The real problem here is not that our media narratives of the Tea Party have tended to minimize this historical emphasis in favor of the small government one; it’s that as wrong as the Tea Partiers are about many of their economic beliefs (such as that Obama has raised all of their taxes), they are more profoundly mistaken still about American identity, both on the specific issue of religion and government and on the broader questions of our communal composition. I dedicated my whole second book to making that case, and so the seven “Book Posts” here (available under that category to the right), as well as these two “Meta-Posts,” elaborate my contrasting take on American identity. Here I’ll just stress that, of all the reasons to counter the Tea Party’s influence on American politics and culture, this historical one might just be the most serious and crucial.
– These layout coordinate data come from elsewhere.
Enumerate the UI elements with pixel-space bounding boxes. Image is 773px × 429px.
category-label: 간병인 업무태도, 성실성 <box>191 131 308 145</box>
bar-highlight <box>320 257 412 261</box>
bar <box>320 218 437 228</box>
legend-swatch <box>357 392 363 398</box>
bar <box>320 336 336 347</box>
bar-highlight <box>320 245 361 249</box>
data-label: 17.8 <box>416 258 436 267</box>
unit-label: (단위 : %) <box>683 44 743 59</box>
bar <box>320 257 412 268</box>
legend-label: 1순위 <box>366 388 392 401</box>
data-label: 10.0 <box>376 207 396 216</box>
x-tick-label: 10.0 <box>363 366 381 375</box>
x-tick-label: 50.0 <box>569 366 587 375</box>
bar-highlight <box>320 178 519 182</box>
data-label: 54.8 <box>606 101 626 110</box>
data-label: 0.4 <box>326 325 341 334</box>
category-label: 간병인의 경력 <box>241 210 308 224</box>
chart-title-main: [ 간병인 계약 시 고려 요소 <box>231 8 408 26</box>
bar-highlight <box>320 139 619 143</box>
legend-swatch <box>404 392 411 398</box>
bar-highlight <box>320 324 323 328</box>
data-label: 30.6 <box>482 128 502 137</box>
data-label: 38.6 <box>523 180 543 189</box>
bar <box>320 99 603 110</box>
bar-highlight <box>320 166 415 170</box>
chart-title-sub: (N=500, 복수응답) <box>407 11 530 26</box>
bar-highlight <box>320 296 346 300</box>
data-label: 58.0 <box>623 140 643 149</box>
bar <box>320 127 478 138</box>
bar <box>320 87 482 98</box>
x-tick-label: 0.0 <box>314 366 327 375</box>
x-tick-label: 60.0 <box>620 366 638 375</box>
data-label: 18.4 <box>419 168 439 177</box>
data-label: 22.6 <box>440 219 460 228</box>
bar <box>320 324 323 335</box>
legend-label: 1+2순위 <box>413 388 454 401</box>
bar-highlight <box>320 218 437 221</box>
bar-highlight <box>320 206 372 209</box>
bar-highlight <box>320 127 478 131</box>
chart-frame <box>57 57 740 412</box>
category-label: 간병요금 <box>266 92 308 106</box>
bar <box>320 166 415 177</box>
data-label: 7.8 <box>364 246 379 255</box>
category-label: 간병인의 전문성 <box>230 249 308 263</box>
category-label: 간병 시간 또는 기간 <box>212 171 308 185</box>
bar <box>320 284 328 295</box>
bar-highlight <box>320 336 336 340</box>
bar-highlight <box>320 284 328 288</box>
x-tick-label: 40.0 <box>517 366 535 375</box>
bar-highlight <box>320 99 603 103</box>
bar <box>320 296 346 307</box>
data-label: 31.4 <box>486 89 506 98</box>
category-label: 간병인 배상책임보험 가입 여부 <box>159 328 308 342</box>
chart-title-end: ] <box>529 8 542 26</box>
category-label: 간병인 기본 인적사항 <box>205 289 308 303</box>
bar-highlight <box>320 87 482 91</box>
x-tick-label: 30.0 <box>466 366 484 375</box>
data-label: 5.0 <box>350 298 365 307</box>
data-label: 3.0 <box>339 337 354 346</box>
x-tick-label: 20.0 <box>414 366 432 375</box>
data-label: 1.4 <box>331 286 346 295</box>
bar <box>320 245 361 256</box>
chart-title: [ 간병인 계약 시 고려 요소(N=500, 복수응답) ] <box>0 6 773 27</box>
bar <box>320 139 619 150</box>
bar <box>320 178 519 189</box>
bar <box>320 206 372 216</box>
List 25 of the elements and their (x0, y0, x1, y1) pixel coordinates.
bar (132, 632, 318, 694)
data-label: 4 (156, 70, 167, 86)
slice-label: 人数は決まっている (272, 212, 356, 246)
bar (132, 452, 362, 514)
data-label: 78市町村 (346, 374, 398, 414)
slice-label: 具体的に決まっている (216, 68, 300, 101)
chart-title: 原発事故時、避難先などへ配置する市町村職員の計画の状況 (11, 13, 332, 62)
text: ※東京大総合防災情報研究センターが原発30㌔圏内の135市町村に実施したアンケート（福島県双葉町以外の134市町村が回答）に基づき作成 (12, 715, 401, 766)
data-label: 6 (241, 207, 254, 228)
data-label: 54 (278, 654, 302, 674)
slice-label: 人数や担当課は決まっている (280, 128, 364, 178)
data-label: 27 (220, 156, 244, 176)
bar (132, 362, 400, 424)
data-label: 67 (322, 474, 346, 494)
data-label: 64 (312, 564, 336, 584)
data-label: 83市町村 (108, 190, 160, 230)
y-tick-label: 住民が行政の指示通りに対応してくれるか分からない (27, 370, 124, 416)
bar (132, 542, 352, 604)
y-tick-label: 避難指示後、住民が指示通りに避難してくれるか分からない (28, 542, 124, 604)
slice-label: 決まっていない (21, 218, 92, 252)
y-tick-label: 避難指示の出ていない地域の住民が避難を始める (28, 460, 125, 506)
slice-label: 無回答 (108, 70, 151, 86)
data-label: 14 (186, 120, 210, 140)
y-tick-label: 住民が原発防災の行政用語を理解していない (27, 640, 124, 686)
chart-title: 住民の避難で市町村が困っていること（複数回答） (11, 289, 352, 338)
More tomorrow,
Ben
PS. Three links to start with:
1)      A New York Times article on the study: http://www.nytimes.com/2011/08/17/opinion/crashing-the-tea-party.html?_r=1&hp
2)      Gordon Wood’s review of Lepore’s book The Whites of Their Eyes; Wood takes a more favorable view of the Tea Party’s use of history than do I, or at least treats it as one among many such uses more than I would: http://www.nybooks.com/articles/archives/2011/jan/13/no-thanks-memories/?pagination=false
3)      OPEN: What do you think?
4)    UPDATE: A very relevant and very revealing piece by a woman who has been a part of the Tea Party movement for its whole existence: http://www.theawl.com/2011/08/what-i-learned-in-two-years-at-the-tea-party

1 comment:

  1. Hey Ben

    I think it's interesting that a big part of this issue is the evoking of nationalist feelings through mythological symbols (i.e. the Boston tea party) in order to obscure some hidden ugliness. It becomes more and more apparent to me that we live in a world of semiotics; people are governed by symbols, and more importantly how they decipher those symbols.

    I'm the first to admit that my knowledge about politics is limited, but I know a rotten apple when I see one. That rotten apple may have dubbed itself "The Freedom Loving God Fruit!", but it's still rotten.